I’m always looking at new ways to use eggplants. This bruschetta is reminiscent of an eggplant parmesan in white sauce. The cream cheese white sauce adds just the right amount of richness and the bread is crispy on the outside and soft on the inside.
1 to 2 Chinese eggplants
1/2 cup 35% cream
1/2 cup whipped cream cheese
1/2 cup Parmesan cheese
4 tablespoons olive oil
1 tablespoon fresh basil, chopped
Ingredients – Dough
1 1/4 cups warm water
2 1/2 teaspoons dry yeast
1 teaspoon sugar
3 cups flour
1/4 cup olive oil
1 teaspoon salt
Additional oil for greasing tray
Prepare the bruschetta dough by mixing the yeast, sugar and water. Allow to rest for 10 minutes to activate (the yeast will foam up). In a large bowl, mix the flour and salt and create a well in the center. Add the oil and activated yeast. Mix together and turn over onto a floured surface to knead for 5 minutes. The dough should feel light and elastic. Place the dough into a bowl greased with oil. Cover and let it rest for 1 hour or until doubled in size.
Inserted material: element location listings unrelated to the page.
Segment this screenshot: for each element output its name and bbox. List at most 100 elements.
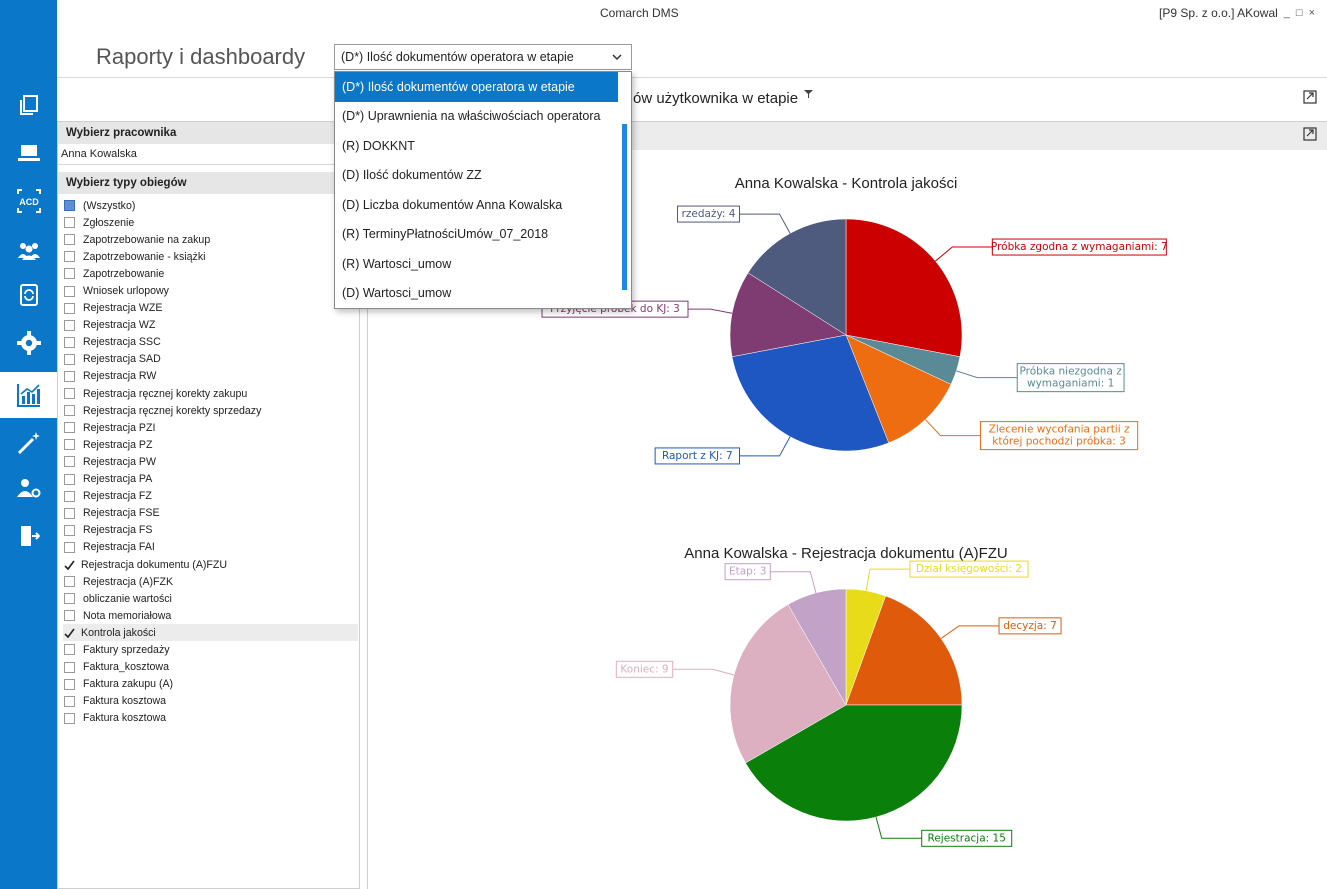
checkbox[interactable] (64, 490, 75, 502)
type-checkbox-row[interactable]: Faktura_kosztowa (63, 659, 358, 676)
checkmark-icon[interactable] (64, 560, 75, 571)
checkbox[interactable] (64, 353, 75, 365)
checkbox[interactable] (64, 268, 75, 280)
checkbox[interactable] (64, 234, 75, 246)
type-label: Zapotrzebowanie (83, 267, 165, 280)
report-select[interactable]: (D*) Ilość dokumentów operatora w etapie (334, 44, 632, 70)
dropdown-option[interactable]: (D*) Uprawnienia na właściwościach opera… (335, 102, 631, 132)
type-label: obliczanie wartości (83, 592, 172, 605)
type-checkbox-row[interactable]: Rejestracja RW (63, 368, 358, 385)
filter-icon[interactable] (804, 90, 814, 99)
documents-icon[interactable] (0, 82, 57, 128)
acd-icon[interactable]: ACD (0, 178, 57, 224)
checkbox[interactable] (64, 473, 75, 485)
close-button[interactable]: × (1309, 7, 1315, 19)
maximize-button[interactable]: □ (1296, 7, 1303, 19)
checkbox[interactable] (64, 405, 75, 417)
checkbox[interactable] (64, 370, 75, 382)
export-icon[interactable] (1303, 90, 1317, 104)
type-checkbox-row[interactable]: Zapotrzebowanie (63, 265, 358, 282)
dropdown-option[interactable]: (D*) Ilość dokumentów operatora w etapie (335, 72, 618, 102)
type-checkbox-row[interactable]: obliczanie wartości (63, 590, 358, 607)
minimize-button[interactable]: _ (1284, 7, 1290, 19)
checkbox[interactable] (64, 695, 75, 707)
panel-export-icon[interactable] (1303, 127, 1317, 141)
document-sync-icon[interactable] (0, 272, 57, 318)
checkbox[interactable] (64, 712, 75, 724)
type-checkbox-row[interactable]: Zgłoszenie (63, 214, 358, 231)
type-checkbox-row[interactable]: Rejestracja FZ (63, 488, 358, 505)
checkbox[interactable] (64, 456, 75, 468)
type-checkbox-row[interactable]: Rejestracja dokumentu (A)FZU (63, 556, 358, 573)
checkbox[interactable] (64, 336, 75, 348)
type-checkbox-row[interactable]: Rejestracja PA (63, 471, 358, 488)
divider (57, 77, 1327, 78)
type-checkbox-row[interactable]: Rejestracja WZE (63, 300, 358, 317)
checkbox[interactable] (64, 439, 75, 451)
checkmark-icon[interactable] (64, 628, 75, 639)
dropdown-option[interactable]: (R) Wartosci_umow (335, 249, 631, 279)
checkbox[interactable] (64, 524, 75, 536)
chart-title: Anna Kowalska - Rejestracja dokumentu (A… (684, 545, 1007, 562)
checkbox[interactable] (64, 217, 75, 229)
type-checkbox-row[interactable]: Rejestracja WZ (63, 317, 358, 334)
type-checkbox-row[interactable]: Faktury sprzedaży (63, 641, 358, 658)
user-settings-icon[interactable] (0, 465, 57, 511)
type-checkbox-row[interactable]: Rejestracja SSC (63, 334, 358, 351)
dropdown-option[interactable]: (D) Ilość dokumentów ZZ (335, 161, 631, 191)
type-checkbox-row[interactable]: Wniosek urlopowy (63, 282, 358, 299)
checkbox[interactable] (64, 507, 75, 519)
type-checkbox-row[interactable]: Nota memoriałowa (63, 607, 358, 624)
dropdown-option[interactable]: (D) Liczba dokumentów Anna Kowalska (335, 190, 631, 220)
data-label: wymaganiami: 1 (1027, 378, 1114, 390)
checkbox[interactable] (64, 200, 75, 212)
type-checkbox-row[interactable]: Rejestracja PW (63, 453, 358, 470)
checkbox[interactable] (64, 644, 75, 656)
checkbox[interactable] (64, 661, 75, 673)
type-checkbox-row[interactable]: Faktura zakupu (A) (63, 676, 358, 693)
type-checkbox-row[interactable]: Rejestracja PZ (63, 436, 358, 453)
checkbox[interactable] (64, 422, 75, 434)
type-checkbox-row[interactable]: Zapotrzebowanie - książki (63, 248, 358, 265)
users-icon[interactable] (0, 228, 57, 274)
type-checkbox-row[interactable]: Zapotrzebowanie na zakup (63, 231, 358, 248)
reports-icon[interactable] (0, 372, 57, 418)
checkbox[interactable] (64, 319, 75, 331)
type-checkbox-row[interactable]: Faktura kosztowa (63, 710, 358, 727)
checkbox[interactable] (64, 678, 75, 690)
dropdown-option[interactable]: (D) Wartosci_umow (335, 279, 631, 309)
checkbox[interactable] (64, 576, 75, 588)
checkbox[interactable] (64, 593, 75, 605)
checkbox[interactable] (64, 541, 75, 553)
checkbox[interactable] (64, 302, 75, 314)
checkbox[interactable] (64, 610, 75, 622)
leader-line (739, 213, 791, 234)
type-label: Rejestracja RW (83, 370, 157, 383)
logout-icon[interactable] (0, 513, 57, 559)
type-checkbox-row[interactable]: Rejestracja ręcznej korekty sprzedazy (63, 402, 358, 419)
type-label: Faktury sprzedaży (83, 643, 170, 656)
type-checkbox-row[interactable]: (Wszystko) (63, 197, 358, 214)
type-checkbox-row[interactable]: Rejestracja PZI (63, 419, 358, 436)
type-label: Rejestracja SAD (83, 353, 161, 366)
type-checkbox-row[interactable]: Kontrola jakości (63, 624, 358, 642)
type-checkbox-row[interactable]: Rejestracja FSE (63, 505, 358, 522)
type-checkbox-row[interactable]: Rejestracja SAD (63, 351, 358, 368)
dropdown-option[interactable]: (R) TerminyPłatnościUmów_07_2018 (335, 220, 631, 250)
dropdown-scrollbar[interactable] (622, 124, 627, 290)
type-checkbox-row[interactable]: Rejestracja (A)FZK (63, 573, 358, 590)
type-label: Rejestracja SSC (83, 336, 161, 349)
leader-line (672, 668, 735, 676)
wand-icon[interactable] (0, 420, 57, 466)
type-checkbox-row[interactable]: Rejestracja ręcznej korekty zakupu (63, 385, 358, 402)
type-checkbox-row[interactable]: Rejestracja FS (63, 522, 358, 539)
dropdown-option[interactable]: (R) DOKKNT (335, 131, 631, 161)
type-checkbox-row[interactable]: Faktura kosztowa (63, 693, 358, 710)
checkbox[interactable] (64, 388, 75, 400)
checkbox[interactable] (64, 285, 75, 297)
computer-icon[interactable] (0, 130, 57, 176)
settings-icon[interactable] (0, 320, 57, 366)
type-checkbox-row[interactable]: Rejestracja FAI (63, 539, 358, 556)
checkbox[interactable] (64, 251, 75, 263)
employee-field[interactable]: Anna Kowalska (58, 144, 359, 165)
While the dough is rising, prepare the cream cheese topping. Mix together the cream cheese and whipping cream and bring to a boil over low heat. Continue to stir until the sauce is slightly thickened. Turn off the heat and set aside until you are ready to assemble the bruschetta.
Preheat the oven to 500°F. Prepare the baking tray by greasing with oil. Spread the dough onto the baking tray. Spread the cheese sauce over the dough and sprinkle half of the Parmesan cheese on top. Slice the eggplants into thin rounds (as thin as possible so they will cook) and place them on the cheese. Drizzle oil over the eggplant rounds and sprinkle the remaining Parmesan. Sprinkle with the chopped basil.
Bake in the oven for 15 to 20 minutes or until the crust is golden brown. If the Parmesan starts to brown too much, cover with silver foil and continue to cook.
Makes one 17” x 12” tray. Serves 6 to 8.